As far as the shouting bit is concerned my OH said his reaction was to half tell her off and half hug her! He was also paranoid because he gave her a telling off at the Peaks meet for really snapping at Poo Lucy and he felt really bad for doing it as has never told her off before, so thought she was getting her own back by running away from him! 
We will take your advice and do all the praise and treats etc, that has always worked for me in the past. 
She is really testing the boundaries at the moment, little sod got a mouth full of solid insulation filler foam last night (we were visiting our new house which is a building site at mo). She wouldn't come or drop it, in the end my daughter did what Lynne has said and sat down and she came over and we managed to get it out of her mouth. So emergency vet visit, but all was fine because she didn't chew it


----------



## Duckdog (Jul 23, 2012)

tessybear said:


> I think most of us have had at least one scary incident with our poos. Dexter bolted after a fox in broad daylight once. No amount of calling made any difference, he was on a mission. Fortunately the fox stopped at the main road and climbed a fence instead but he wouldn't have hesitated to run across it.


Yep Binky has just discovered squirrels and I am convinced she would do the same thing as Dexter.


----------



## Duckdog (Jul 23, 2012)

wellerfeller said:


> Oh no! Glad Binky is unharmed. This sounds very similar to the problem Clare had with Obi recently, I think she went back to lots of recall training but not sure. Worth asking her!


Clare must have heard you!


----------



## Duckdog (Jul 23, 2012)

Lozzie said:


> Oh dear Miss Binky Boo!! Glad she's safe and well though!
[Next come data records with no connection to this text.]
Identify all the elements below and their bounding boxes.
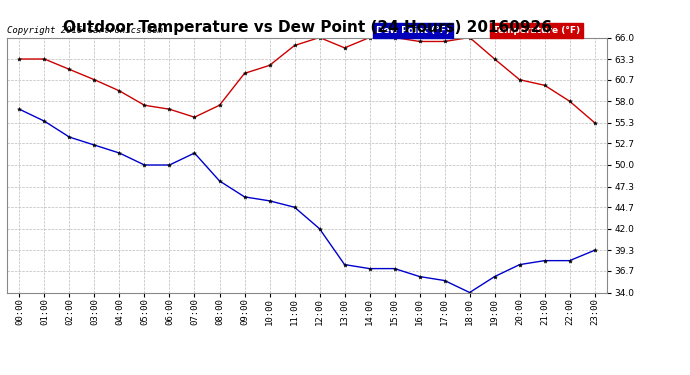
Text: Dew Point (°F): Dew Point (°F) [376,26,450,35]
Text: Temperature (°F): Temperature (°F) [493,26,580,35]
Text: Copyright 2016 Cartronics.com: Copyright 2016 Cartronics.com [7,26,163,35]
Title: Outdoor Temperature vs Dew Point (24 Hours) 20160926: Outdoor Temperature vs Dew Point (24 Hou… [63,20,551,35]
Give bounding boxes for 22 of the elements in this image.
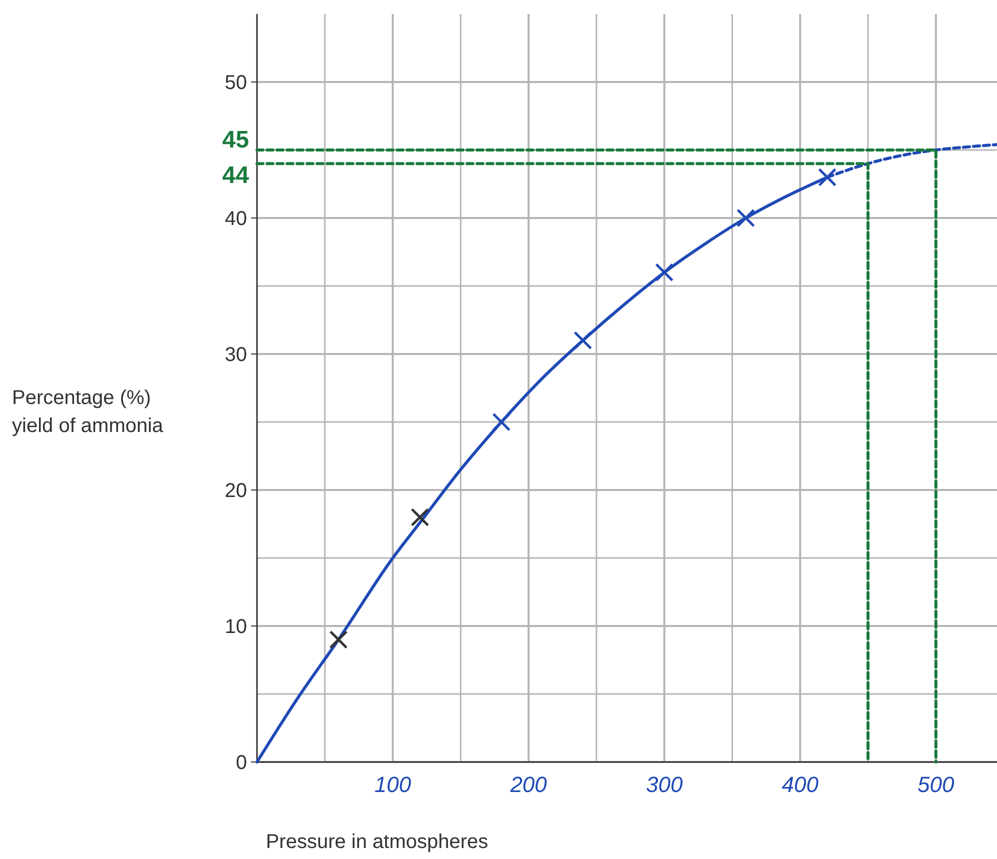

Might be an adolecance thing too- she's the right age for all that naughtiness!! I'm sure you'll get her back on track in no time


I have only recently come out of the teenage hideousness with my daughter, and now having to go through it all again with the dog! Still at least no borrowing my clothes without asking, underage drinking and staying out past her curfew....yet


----------



## Duckdog (Jul 23, 2012)

Nanci said:


> This is my worst nightmare . . and why I have not let them off lead but once . . in an enclosed large area. Carley jumped out of my car this week . . in the pouring rain and bolted down the street. I did not chase her as it is fruitless, I stayed with my car and continued to intermittently call her . . she eventually came back on her own . . and in her own good time. I was shaking with anger and fear . . never spoke a word of anger to her, just thanked the good Lord she was ok and will not make that mistake again!!
> In honesty there are absolutely no areas here to let them off lead . . but if we EVER sell our house, there are areas in Ohio I can take them. IF we get the house we have an offier on, we have a hugh field off our back yard I plan to use whistle training for. They will come to the whistle if offered treats, but I did not have my whistle when Carley escaped from the car! Have Mercy . . We do so love our poos, but they can test your nerves for sure!!!


Blimey what a fright you must have had!! You did the right thing in not chasing as they just think it is a game and then not being cross too..as hard as it is!
Whistle is a thought actually, as Binky responds to anyone in the park who has one..it may just be the jolt that brings her up short mid run.
I do hope you get your new house...fingers crossed, sounds fantastic!


----------



## Jayded (Apr 5, 2013)

lol of course I immediately snapped to a quick visual of a poo in heels and a scarf!

Sent from Petguide.com Free App


----------



## Duckdog (Jul 23, 2012)

Jayded said:


> lol of course I immediately snapped to a quick visual of a poo in heels and a scarf!
> 
> Sent from Petguide.com Free App


----------



## DB1 (Jan 20, 2012)

I've only had one similar moment when Dudley chased a cat off a small green area and down a street, he came back when it jumped over a wall, I just don't let him off there anymore. Luckily our large recreation ground is pretty much enclosed, I really ought to go back to the long line for a while again as he has been ignoring me a bit too much recently, and I know when he chases anything he runs until he realises he can't catch it, usually birds which is fine as eventually they fly away. Keep thinking I may call a local trainer for a few one to ones as well.


----------